Wi-Fi in the SkyBy George Caspar On 06/27/2019
What are the "ground-based models" and "satellite-based models" for inflight Wi-Fi to which this article refers and how exactly do they work?
A recent Washington Post article entitled "Airplane Wi-Fi is getting better. But why is it still so bad?" made the point that the inflight Wi-Fi experience has improved recently "due to a widespread shift from old systems that used towers on the ground to satellite-based models, an update that airlines have been making for much of their fleets." This naturally raises the question, what are the "ground-based models" and "satellite-based models" for inflight Wi-Fi to which this article refers and how exactly do they work?
It turns out that there are currently three different methods of experiencing Wi-Fi on an airplane.

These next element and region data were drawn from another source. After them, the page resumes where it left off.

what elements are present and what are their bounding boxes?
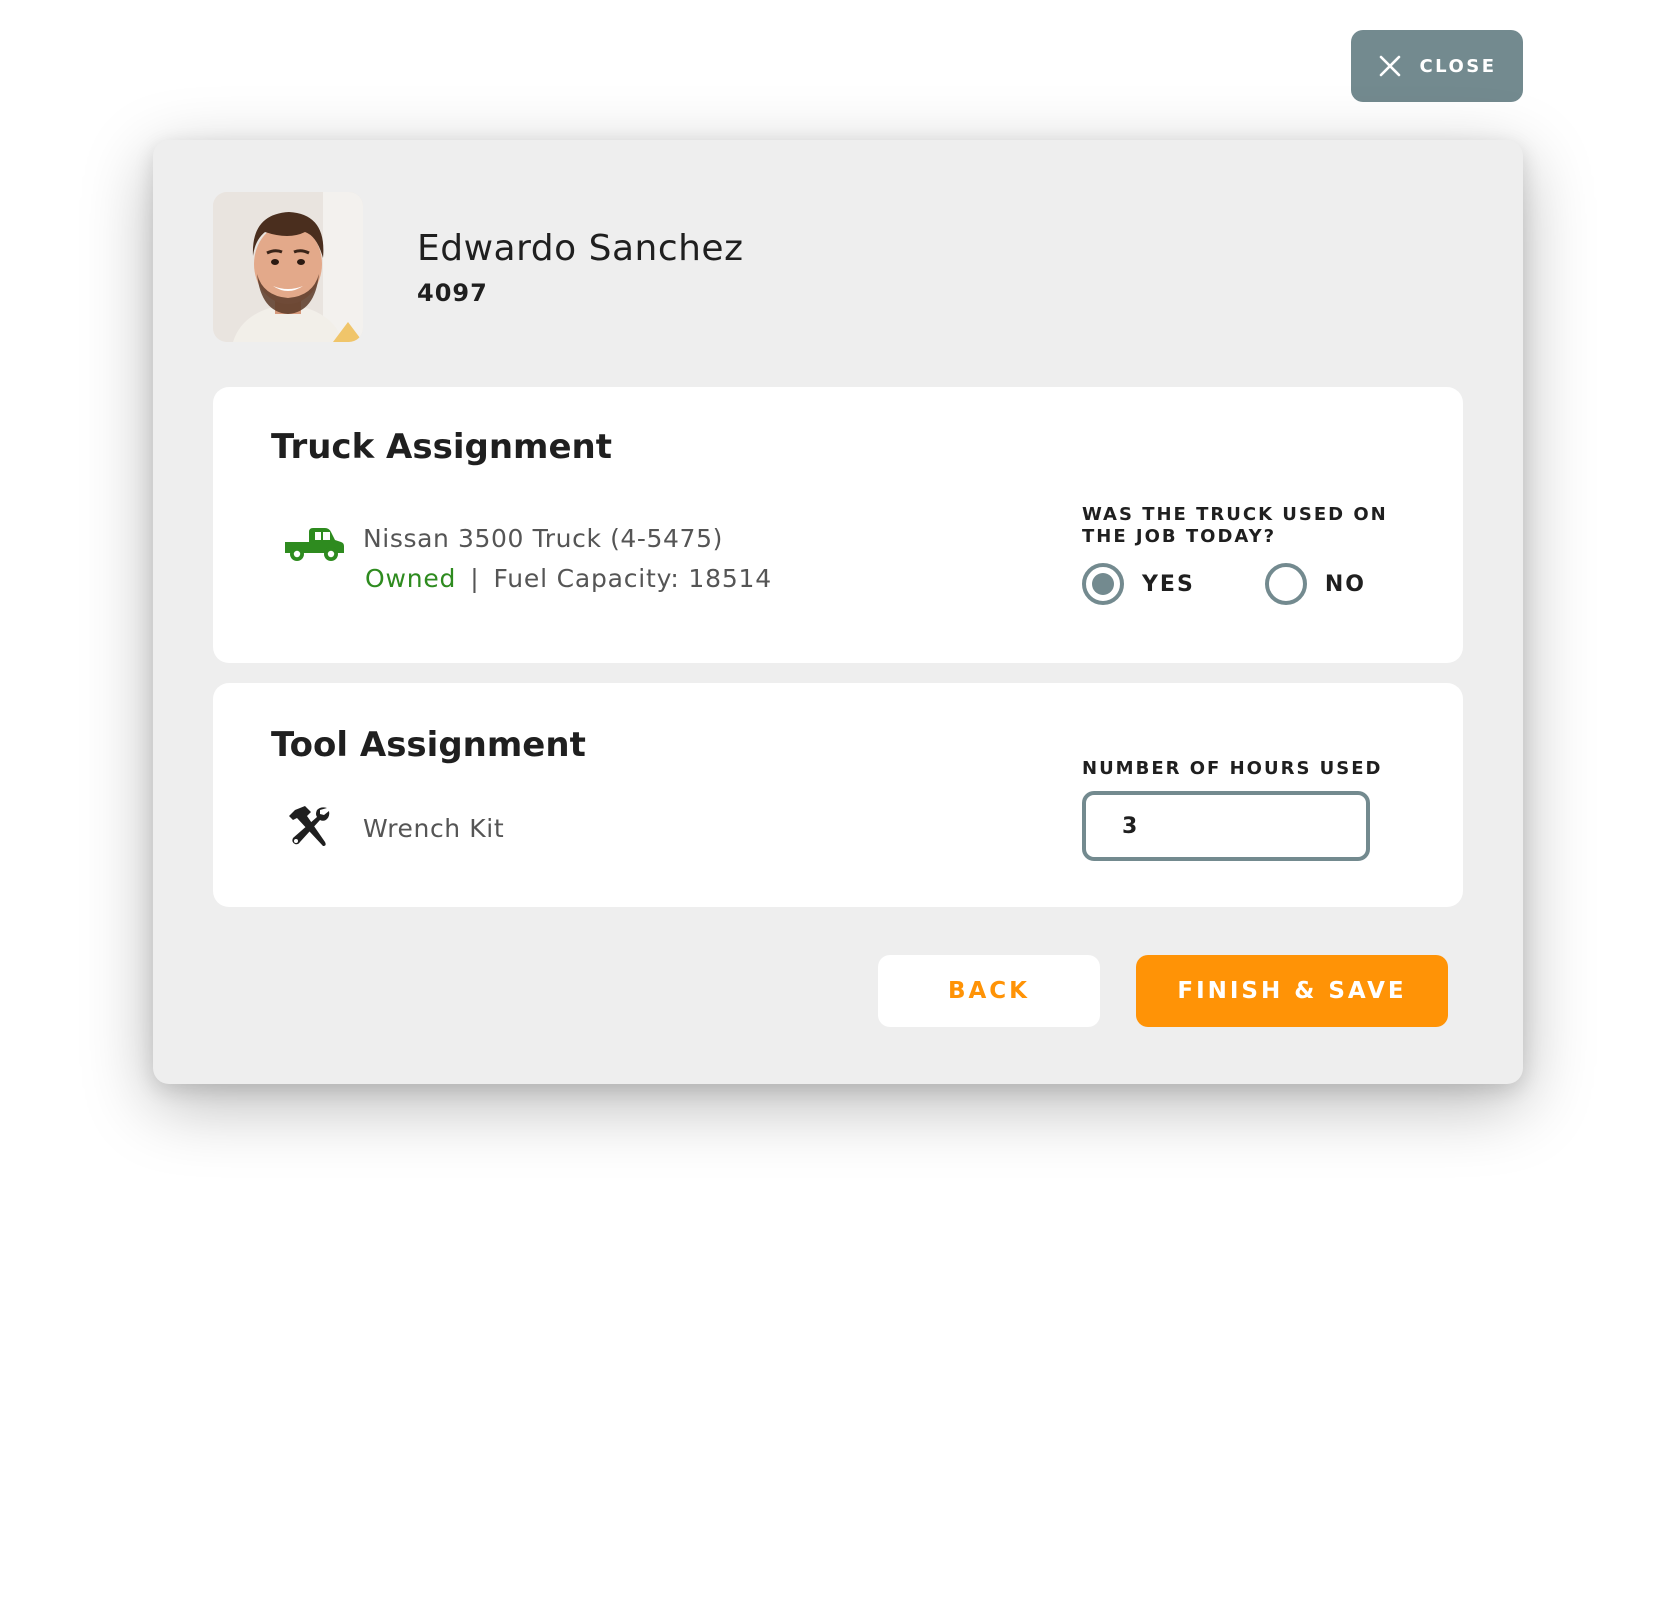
close-label: CLOSE xyxy=(1419,55,1497,77)
back-button[interactable]: BACK xyxy=(878,955,1100,1027)
radio-yes-circle[interactable] xyxy=(1082,563,1124,605)
radio-no-label: NO xyxy=(1324,571,1366,597)
radio-yes[interactable]: YES xyxy=(1082,563,1195,605)
hours-used-input[interactable]: 3 xyxy=(1082,791,1370,861)
avatar-photo xyxy=(213,192,363,342)
truck-vehicle-name: Nissan 3500 Truck (4-5475) xyxy=(363,524,723,553)
screen: CLOSE Edwardo Sanchez 4097 Truck Assignm… xyxy=(0,0,1670,1600)
tool-assignment-title: Tool Assignment xyxy=(271,725,586,765)
assignment-modal: Edwardo Sanchez 4097 Truck Assignment Ni… xyxy=(153,140,1523,1084)
hours-used-label: NUMBER OF HOURS USED xyxy=(1082,758,1383,779)
truck-meta: Owned | Fuel Capacity: 18514 xyxy=(365,564,772,593)
truck-used-radio-group: YES NO xyxy=(1082,563,1366,605)
radio-no-circle[interactable] xyxy=(1264,563,1307,605)
ownership-status: Owned xyxy=(365,564,457,593)
finish-save-button[interactable]: FINISH & SAVE xyxy=(1136,955,1448,1027)
employee-header: Edwardo Sanchez 4097 xyxy=(213,192,743,342)
meta-separator: | xyxy=(470,564,480,593)
radio-yes-label: YES xyxy=(1142,571,1195,597)
truck-used-question: WAS THE TRUCK USED ON THE JOB TODAY? xyxy=(1082,504,1388,547)
tool-name: Wrench Kit xyxy=(363,814,505,843)
tool-assignment-card: Tool Assignment Wrench Kit NUMBER OF HOU… xyxy=(213,683,1463,907)
truck-icon xyxy=(285,528,344,561)
employee-id: 4097 xyxy=(417,278,488,307)
employee-name: Edwardo Sanchez xyxy=(417,227,744,269)
fuel-capacity: Fuel Capacity: 18514 xyxy=(493,564,772,593)
close-icon xyxy=(1380,55,1401,77)
radio-no[interactable]: NO xyxy=(1264,563,1366,605)
close-button[interactable]: CLOSE xyxy=(1351,30,1523,102)
hammer-wrench-icon xyxy=(289,806,330,846)
avatar xyxy=(213,192,363,342)
truck-assignment-card: Truck Assignment Nissan 3500 Truck (4-54… xyxy=(213,387,1463,663)
radio-selected-dot xyxy=(1092,573,1114,595)
truck-assignment-title: Truck Assignment xyxy=(271,427,612,467)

These are (1) air to ground transmission (or "ATG"), (2) "Ku band" transmission via satellite and (3) "Ka-band" transmission via satellite. All three methods require (1) a server located on the ground with a transmitter, (2) a receiving antenna located on the outer surface of the plane, and (3) a server and router located inside the plane. Let's look at each method in more detail.
The "ground-based model" (referred to in the aforementioned Washington Post article) is commonly called "air to ground" or "ATG". This type of Wi-Fi on airplanes uses the same infrastructure that makes it possible for smartphones to access wireless internet. This infrastructure primarily includes cell phone towers that transmit a 4G LTE signal to an antenna mounted on the bottom of the airplane. This is the slowest method for an inflight Wi-Fi connection, transmitting at roughly 3 megabytes per second ("MB/s"). For comparison, a standard smartphone operates at speeds of 30 to 40 MB/s second. Also, this method of transmission can only operate over land where cell phone towers have been built. Consequently, this method of transmission cannot be used by airplanes flying over a significant sized body of water. Satellite-based models for inflight Wi-Fi, however, solve this problem to a large extent.
There are two types of satellite-based transmissions for inflight Wi-Fi. These are called "Ku band" and "Ka-band" transmissions. Both require a ground-based satellite dish to send a signal from the ground-based server, as well as a satellite orbiting in space and properly positioned to receive and relay the transmission to the airplane. In contrast with the ATG method, the airplane must then have an antenna mounted on the top of its outer surface to receive a satellite transmission.
Ku Band Satellite
The term "Ku band" refers to the 12 to 18 gigahertz ("GHz") portion of the microwave section of the electromagnetic spectrum, which is used for satellite transmissions. One advantage of using the Ku band is that it is technically faster than an ATG transmission for the purpose of inflight Wi-Fi (around 50 MB/s). However, the speed can be slowed down significantly by the number of people using it on a particular airplane as well as the number of airplanes receiving the transmission from the satellite. This problem can be addressed eventually with more satellites. Another advantage is that a satellite transmission is not limited geographically and can be accessed over oceans and other large bodies of water if a satellite is properly positioned to transmit a signal to an airplane.
Ka Band Satellite
The term "Ka band" refers to the 26.5 to 40 GHz portion of the microwave section of the electromagnetic spectrum. This is also used for satellite transmissions but allows for higher bandwidth. Notably, the 5th Generation ("5G") network will rely heavily on this frequency. The Ka-band is faster than the Ku band (around 70 MB/s) but it also can be slowed down by the number of airplanes accessing the satellite's transmission as well as the number of people on the planes accessing the transmission. The Ka-band satellite model combined with the Ku band and ATG models seem to be the next evolution in the challenge to provide faster and more reliable inflight Wi-Fi connections. Of course, this would require differently mounted antennae to receive the different transmissions which create additional challenges.
Establishing a fast and reliable inflight Wi-Fi connection is a difficult problem to solve for many reasons. One major problem is created by the fact that an airplane is traveling at a very fast rate of speed over a long distance. This requires the airplane to connect with many different cell towers (in the case of an ATG transmission) and satellites which are also moving at even faster rates of speed around the earth. The airplane must also be able to switch quickly from one transmission to another throughout the trip, and ideally do so in a way that does not interrupt the service. Different carriers employ different technology from multiple antennae mounted on different parts of the plane's exterior to antennae that can redirect themselves to maintain a connection. When you think about it, it is a wonder that this is even possible in the first place.
Tagged with: airplane, wifi, wireless, ka band, ku band
Another problem has to do with the antennae mounted on the airplane and other equipment necessary to receive the Wi-Fi transmission. No matter how aerodynamic an antenna is, it will always create some drag, which will, in turn, translate to higher fuel costs. This problem has been minimized through newer models that are smaller and more flush with the airplane's exterior. The antennae and the onboard equipment also create added weight which also translates into higher fuel costs. Fortunately, the newer generations of Ka-band antennae are thinner and require less power. So, the trend seems to be that inflight Wi-Fi connections will continue to improve over time despite the obstacles. Onward and upward!